Better than ever.
Better than ever.
“Coffee has never been better than today”. I’ve heard this phrase being used few times, in talks and competitions. When I heard this phrase being used, I reluctantly agreed, as personally, I would compare the quality of coffees available, the transparency on the farm, the overall experience with coffee to previous years. There were visible improvements, in roasting to extraction of coffees in shops and roasteries, our understanding on what we do vastly increased, such as importance of water and grind distribution. I see movements of roasters roasting lighter, to showcase the characteristic of the coffee’s origin, process or variety. The improvements on our end has in no doubt, increased the quality and quantity of quality beverage being served globally, which is a good thing. On the other hand, when I think about the the quality grown from the farm, yes, there has been improvements on drying, we know African beds are better than patios or guardiolas, carrying our fermentation is better in tiles than concrete, we know paying the pickers by day than amount of cherries picked will improve the amount of ripe cherries being picked and processed. The improvements that were had over the last 5 years, had massive impact on quality of the greens, but I believe we’ve hit a dilemma. Our knowledge on the process of roasting and brewing has improved considerably, even though its little, we do have grasp on what we can do to maximise positive flavours in the cup. We can argue that we have more coffees scoring 87 or higher compared to 5 years ago, whilst famers knowledge on processing and drying increased linearly with our knowledge on roasting and brewing, one thing that has stalled is communicating feedback back to the farmers. How can a farmer who produced 86 points jump to 88, then 90?
This was a dilemma I faced when I was talking to my good friend and farmer Jorge Raul Raviera, of Finca Santa Rosa in El Salvador. After using his coffee in competition, which I loved, he asked me how he can improve for next year’s production, and I couldn’t really give him any feedback. The only feedback a farmer gets is a stupid coffee scoring system which needs vast improvements, and its a subject of its own, a score of 88, when the cherry has been off the tree barely 2 months does not translate the overall quality and the swings of quality the roasters will experience from 3-9 months off tree, and this doesn’t really tell farmer what he or she should do to improve their score, whilst famers know what type of fertiliser they need to use, they don’t know how it impacts cup quality, and there are probably handful of green buyer around the world who knows how different types of fertilisers will have direct impact on cup quality. Whilst we have good understanding what’s happening in the cup, we cannot relate that to the farm practises and I think this is a huge gap that needs filling.

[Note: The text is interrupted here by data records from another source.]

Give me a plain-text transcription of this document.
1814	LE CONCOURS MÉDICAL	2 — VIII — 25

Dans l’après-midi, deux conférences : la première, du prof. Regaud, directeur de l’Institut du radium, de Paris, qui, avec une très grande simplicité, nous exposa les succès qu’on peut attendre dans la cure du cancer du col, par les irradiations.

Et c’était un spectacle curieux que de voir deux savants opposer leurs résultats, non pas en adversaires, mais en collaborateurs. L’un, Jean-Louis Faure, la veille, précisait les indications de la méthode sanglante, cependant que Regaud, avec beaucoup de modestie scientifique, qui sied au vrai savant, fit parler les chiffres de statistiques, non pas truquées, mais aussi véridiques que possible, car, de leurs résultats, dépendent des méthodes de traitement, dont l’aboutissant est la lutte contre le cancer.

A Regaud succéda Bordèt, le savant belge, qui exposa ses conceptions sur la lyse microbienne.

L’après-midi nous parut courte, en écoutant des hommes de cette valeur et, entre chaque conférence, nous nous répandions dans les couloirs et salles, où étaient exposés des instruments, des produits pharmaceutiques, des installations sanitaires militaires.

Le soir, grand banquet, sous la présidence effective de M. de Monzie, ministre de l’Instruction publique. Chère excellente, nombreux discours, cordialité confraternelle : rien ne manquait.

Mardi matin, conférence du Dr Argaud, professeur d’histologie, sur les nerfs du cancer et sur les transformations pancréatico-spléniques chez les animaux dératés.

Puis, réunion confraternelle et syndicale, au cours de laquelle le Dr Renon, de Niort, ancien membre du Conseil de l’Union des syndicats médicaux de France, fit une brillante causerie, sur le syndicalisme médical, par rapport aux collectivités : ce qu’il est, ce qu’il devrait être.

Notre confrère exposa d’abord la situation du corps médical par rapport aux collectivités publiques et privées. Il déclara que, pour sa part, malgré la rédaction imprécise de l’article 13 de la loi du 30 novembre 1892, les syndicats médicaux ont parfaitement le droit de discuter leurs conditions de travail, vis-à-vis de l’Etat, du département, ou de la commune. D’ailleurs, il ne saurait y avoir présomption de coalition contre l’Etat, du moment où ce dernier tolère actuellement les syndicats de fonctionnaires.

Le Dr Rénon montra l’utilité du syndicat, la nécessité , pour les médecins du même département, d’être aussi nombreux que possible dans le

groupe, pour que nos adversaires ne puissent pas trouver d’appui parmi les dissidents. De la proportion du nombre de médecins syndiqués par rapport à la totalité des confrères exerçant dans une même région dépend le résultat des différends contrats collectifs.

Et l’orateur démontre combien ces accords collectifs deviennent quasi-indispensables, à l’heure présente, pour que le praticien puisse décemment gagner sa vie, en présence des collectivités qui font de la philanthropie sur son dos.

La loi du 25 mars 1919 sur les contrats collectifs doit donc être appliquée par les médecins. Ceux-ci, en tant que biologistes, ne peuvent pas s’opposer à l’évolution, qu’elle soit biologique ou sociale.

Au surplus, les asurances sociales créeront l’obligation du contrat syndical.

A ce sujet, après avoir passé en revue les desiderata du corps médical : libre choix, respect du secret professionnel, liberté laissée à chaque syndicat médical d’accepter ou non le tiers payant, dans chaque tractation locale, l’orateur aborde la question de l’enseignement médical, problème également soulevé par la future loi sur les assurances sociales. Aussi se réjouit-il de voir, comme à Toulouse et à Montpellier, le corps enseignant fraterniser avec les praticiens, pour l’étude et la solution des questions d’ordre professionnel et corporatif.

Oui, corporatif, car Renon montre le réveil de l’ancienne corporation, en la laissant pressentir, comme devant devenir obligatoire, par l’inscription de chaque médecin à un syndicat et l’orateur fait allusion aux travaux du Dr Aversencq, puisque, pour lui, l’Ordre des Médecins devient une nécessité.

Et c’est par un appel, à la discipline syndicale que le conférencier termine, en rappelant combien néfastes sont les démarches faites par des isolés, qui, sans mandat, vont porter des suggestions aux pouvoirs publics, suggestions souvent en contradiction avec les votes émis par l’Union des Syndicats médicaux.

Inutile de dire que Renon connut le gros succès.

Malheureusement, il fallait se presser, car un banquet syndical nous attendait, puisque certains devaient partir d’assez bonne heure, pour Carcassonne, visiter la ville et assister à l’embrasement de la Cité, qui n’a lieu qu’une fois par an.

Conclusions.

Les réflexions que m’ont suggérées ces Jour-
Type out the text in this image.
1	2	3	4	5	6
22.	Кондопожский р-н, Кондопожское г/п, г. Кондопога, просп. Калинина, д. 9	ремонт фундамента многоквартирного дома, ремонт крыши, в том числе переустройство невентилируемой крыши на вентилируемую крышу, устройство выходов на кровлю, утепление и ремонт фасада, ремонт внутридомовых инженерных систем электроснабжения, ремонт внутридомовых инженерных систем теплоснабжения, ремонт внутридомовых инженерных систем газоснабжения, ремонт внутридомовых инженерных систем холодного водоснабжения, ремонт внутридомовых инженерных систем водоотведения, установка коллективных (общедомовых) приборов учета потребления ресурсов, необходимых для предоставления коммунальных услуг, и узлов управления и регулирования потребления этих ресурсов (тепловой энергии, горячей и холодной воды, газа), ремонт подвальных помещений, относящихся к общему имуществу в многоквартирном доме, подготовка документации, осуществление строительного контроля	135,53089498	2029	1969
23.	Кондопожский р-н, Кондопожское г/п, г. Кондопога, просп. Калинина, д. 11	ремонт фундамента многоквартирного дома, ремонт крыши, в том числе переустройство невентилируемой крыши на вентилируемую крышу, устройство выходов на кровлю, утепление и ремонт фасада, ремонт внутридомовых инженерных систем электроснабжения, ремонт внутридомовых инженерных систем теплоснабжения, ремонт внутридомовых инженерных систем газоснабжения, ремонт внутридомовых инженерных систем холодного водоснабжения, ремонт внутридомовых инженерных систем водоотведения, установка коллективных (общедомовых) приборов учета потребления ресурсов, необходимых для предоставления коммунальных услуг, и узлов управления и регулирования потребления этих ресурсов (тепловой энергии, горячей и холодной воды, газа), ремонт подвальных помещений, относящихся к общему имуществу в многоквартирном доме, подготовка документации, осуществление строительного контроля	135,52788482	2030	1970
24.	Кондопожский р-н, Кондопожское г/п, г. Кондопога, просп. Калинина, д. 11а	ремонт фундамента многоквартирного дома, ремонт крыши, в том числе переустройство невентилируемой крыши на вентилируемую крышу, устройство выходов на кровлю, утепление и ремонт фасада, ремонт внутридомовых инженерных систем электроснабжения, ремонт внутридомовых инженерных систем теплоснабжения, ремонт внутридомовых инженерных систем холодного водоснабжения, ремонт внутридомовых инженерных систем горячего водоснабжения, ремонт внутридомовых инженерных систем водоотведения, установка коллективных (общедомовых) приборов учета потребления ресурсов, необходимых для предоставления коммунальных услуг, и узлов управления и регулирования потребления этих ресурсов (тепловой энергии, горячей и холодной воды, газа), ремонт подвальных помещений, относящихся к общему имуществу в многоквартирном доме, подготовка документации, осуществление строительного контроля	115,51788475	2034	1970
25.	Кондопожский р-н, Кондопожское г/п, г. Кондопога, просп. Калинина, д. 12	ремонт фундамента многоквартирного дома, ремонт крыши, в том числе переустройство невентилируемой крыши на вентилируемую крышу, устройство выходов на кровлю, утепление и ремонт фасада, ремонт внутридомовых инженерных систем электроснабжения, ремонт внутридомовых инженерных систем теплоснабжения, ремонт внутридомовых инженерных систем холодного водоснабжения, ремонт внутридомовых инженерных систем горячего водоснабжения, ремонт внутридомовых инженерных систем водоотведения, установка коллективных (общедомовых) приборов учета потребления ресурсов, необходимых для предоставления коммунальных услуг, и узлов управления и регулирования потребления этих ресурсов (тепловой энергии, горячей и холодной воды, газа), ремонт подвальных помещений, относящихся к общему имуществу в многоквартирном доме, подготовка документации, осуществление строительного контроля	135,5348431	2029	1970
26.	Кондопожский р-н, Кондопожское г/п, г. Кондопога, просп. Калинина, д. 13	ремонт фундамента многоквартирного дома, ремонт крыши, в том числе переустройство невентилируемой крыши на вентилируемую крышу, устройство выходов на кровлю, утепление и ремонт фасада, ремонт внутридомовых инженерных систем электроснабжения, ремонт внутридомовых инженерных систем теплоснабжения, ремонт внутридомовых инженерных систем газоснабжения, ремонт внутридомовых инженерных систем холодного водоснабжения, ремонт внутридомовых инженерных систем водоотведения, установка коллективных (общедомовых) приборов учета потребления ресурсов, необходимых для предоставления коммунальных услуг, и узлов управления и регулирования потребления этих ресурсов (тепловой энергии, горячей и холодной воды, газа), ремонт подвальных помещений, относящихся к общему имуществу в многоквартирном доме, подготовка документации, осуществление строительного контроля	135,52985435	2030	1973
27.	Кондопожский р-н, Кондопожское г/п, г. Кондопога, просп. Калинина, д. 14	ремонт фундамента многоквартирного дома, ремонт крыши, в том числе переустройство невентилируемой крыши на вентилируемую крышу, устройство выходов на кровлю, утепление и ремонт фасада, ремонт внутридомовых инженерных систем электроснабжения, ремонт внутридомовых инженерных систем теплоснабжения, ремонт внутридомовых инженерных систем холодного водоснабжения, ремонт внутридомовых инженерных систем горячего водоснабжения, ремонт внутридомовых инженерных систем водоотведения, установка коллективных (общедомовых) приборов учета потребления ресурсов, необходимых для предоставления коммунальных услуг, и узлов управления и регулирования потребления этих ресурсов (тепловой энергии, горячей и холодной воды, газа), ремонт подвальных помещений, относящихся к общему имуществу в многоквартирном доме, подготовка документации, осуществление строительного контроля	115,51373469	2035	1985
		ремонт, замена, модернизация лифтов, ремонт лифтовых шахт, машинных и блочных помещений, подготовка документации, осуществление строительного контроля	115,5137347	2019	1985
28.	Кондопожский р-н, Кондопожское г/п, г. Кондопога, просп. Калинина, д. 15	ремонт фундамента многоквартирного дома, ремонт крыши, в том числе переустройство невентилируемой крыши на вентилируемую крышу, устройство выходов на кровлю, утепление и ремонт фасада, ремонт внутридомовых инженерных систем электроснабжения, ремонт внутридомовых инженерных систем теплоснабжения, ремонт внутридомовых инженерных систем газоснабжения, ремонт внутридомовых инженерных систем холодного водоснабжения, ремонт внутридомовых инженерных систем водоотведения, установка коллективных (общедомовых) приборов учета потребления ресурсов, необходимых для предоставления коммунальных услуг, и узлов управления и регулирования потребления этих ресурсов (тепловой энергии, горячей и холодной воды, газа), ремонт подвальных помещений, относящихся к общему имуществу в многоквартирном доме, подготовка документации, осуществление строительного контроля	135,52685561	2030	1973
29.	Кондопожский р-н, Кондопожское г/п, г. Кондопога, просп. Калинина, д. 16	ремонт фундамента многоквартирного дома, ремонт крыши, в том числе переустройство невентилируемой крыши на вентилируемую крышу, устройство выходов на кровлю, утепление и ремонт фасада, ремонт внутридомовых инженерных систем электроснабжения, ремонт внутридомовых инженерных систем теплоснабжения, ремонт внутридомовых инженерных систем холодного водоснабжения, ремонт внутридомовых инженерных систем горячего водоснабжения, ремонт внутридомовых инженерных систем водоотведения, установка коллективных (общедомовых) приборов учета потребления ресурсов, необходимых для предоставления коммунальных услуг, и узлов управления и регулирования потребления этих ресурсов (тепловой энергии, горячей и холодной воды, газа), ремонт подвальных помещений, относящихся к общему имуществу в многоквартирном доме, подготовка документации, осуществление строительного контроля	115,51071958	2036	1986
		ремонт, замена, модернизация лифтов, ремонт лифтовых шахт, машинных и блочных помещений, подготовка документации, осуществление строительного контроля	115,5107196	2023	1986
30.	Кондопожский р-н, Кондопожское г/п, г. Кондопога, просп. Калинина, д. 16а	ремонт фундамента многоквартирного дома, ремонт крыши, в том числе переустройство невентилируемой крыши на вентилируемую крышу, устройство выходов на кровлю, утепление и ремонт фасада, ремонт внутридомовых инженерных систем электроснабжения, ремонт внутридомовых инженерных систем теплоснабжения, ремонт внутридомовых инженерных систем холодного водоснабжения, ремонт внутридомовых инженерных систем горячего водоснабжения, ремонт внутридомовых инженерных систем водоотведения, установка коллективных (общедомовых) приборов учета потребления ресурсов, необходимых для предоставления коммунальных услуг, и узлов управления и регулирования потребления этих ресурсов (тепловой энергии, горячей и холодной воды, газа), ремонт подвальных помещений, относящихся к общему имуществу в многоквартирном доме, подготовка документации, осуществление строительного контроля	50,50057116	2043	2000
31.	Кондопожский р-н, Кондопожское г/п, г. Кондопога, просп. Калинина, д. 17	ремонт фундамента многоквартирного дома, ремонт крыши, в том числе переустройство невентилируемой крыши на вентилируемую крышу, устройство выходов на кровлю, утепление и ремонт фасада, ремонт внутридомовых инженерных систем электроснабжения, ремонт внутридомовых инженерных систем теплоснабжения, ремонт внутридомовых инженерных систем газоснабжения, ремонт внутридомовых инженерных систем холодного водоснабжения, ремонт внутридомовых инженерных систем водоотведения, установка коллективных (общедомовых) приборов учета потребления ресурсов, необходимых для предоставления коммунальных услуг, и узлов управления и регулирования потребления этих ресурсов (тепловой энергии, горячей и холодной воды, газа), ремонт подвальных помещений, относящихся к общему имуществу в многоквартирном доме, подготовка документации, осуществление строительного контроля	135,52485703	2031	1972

Current feedback system from the roaster/green buyer isn’t effective as it should be, who contacts their farm, or importer on the changes in quality throughout the usage of that coffee? Should there be a guideline by CQI on how to effectively correspond feedback to farmers, instead of green buyers going to farms and telling famers what they should do, without any clear factual evidence that it would increase their coffee quality? I’ve seen and heard farms benefit from this, and some, unfortunately not so much. For me, it was an eye opening experience, where my knowledge on roasting and extraction didn’t help Jorge much. Where I do believe coffee quality has gotten better, but if we want to continue saying ‘it has been better than ever’, establishing a language that will benefit both end of the chain needs to be in place.